Verein fordert verbindliches
Verkehrskonzept

Dem Verein „Denk mal an Berlin“ wiederum geht der Vorschlag, die neue Brücke von jetzt rund 45 Metern auf knapp 40 Meter zu verringern, nicht weit genug. „Wir fordern eine sofortige neue Diskussion in Verbindung mit einem verbindlichen Verkehrskonzept für die historische Mitte“, so Vereinschefin Susanna Poldauf.
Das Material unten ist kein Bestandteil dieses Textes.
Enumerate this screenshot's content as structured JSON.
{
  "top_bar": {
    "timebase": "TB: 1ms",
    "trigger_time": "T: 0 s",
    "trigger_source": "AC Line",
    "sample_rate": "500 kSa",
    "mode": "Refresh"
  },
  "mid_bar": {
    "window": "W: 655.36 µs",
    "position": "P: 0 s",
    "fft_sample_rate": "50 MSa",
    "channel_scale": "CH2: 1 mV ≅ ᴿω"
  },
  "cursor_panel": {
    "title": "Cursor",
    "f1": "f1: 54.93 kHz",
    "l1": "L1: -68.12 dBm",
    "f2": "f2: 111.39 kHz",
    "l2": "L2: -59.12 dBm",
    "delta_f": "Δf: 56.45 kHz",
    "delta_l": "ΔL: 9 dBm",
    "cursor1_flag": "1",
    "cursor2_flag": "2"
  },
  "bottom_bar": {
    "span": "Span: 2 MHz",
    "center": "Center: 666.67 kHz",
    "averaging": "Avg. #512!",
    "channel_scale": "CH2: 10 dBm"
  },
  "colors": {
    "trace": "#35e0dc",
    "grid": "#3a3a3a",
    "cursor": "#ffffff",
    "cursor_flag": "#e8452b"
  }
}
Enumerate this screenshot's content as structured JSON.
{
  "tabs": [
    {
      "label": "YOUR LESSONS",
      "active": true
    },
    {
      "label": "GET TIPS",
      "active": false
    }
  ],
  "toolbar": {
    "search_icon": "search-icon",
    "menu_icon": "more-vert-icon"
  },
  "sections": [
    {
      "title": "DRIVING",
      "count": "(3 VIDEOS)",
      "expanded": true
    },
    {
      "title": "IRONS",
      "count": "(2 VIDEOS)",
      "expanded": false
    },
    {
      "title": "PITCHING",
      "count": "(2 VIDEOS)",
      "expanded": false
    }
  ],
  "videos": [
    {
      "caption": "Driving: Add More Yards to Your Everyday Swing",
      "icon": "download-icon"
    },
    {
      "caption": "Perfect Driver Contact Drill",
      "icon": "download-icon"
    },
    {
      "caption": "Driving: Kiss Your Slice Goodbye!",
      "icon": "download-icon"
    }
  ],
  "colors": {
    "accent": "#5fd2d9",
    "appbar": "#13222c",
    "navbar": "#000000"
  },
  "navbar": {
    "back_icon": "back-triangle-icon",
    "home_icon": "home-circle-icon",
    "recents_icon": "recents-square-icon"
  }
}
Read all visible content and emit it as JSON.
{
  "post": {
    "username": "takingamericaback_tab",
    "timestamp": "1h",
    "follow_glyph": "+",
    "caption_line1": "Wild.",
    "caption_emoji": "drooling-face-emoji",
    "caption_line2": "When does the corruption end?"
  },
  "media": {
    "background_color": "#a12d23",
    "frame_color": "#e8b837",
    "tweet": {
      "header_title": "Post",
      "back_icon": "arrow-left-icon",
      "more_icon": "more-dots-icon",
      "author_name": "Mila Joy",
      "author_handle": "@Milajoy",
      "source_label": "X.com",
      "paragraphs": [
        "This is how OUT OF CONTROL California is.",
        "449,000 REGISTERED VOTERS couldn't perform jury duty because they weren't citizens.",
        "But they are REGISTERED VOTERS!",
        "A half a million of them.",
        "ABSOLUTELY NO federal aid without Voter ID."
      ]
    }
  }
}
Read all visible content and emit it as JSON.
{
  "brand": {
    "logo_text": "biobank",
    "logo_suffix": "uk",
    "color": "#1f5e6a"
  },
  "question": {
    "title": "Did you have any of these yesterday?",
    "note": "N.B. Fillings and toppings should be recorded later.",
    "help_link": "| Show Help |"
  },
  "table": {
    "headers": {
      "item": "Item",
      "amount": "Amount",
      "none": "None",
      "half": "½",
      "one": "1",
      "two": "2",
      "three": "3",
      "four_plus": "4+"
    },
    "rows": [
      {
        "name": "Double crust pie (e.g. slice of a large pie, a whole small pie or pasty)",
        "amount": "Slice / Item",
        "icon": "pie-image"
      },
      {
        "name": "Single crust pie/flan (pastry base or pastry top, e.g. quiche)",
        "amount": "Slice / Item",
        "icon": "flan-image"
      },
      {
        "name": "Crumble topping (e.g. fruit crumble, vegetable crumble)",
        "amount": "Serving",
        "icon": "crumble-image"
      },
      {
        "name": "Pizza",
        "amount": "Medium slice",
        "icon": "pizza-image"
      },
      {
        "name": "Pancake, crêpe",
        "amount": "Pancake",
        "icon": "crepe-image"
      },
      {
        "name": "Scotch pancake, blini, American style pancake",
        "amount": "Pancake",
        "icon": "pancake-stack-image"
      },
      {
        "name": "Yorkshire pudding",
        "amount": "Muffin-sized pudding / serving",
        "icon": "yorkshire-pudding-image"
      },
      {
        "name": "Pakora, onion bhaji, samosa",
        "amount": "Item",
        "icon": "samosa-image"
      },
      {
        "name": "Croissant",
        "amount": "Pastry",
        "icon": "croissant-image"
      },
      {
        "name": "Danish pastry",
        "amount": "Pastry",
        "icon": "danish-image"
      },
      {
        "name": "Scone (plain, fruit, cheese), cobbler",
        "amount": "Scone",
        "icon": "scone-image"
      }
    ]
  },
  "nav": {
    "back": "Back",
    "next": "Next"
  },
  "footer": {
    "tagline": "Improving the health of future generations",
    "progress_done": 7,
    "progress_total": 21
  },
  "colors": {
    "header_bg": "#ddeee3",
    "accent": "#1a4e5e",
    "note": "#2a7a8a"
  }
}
Außerdem sollte sich die geplante Brücke in die Gesamtplanung für die Neugestaltung von Berlins Mitte gut einfügen, „damit in Berlin endlich wieder Bau-Kultur Einzug hält.“

Für den Verein „Berliner Historische Mitte“ soll die neue Brücke gleich Mehreres symbolisieren. „Sie sollte zeigen, hier war die erste Querung der Spree und damit der Beginn der Stadtgründung.“ Dementsprechend sollte sie gestaltet und wie früher mit Häusern bebaut werden. Der Autoverkehr spiele dabei die „allerletzte Rolle“. Und: Die Mühlendammbrücke sollte einen neuen Namen bekommen. „Erste Brücke“ oder „Stadtbrücke“, „Nikolaibrücke“ oder „Willy-Brandt-Brücke“ – um nur einige Vorschläge des Vereins zu nennen.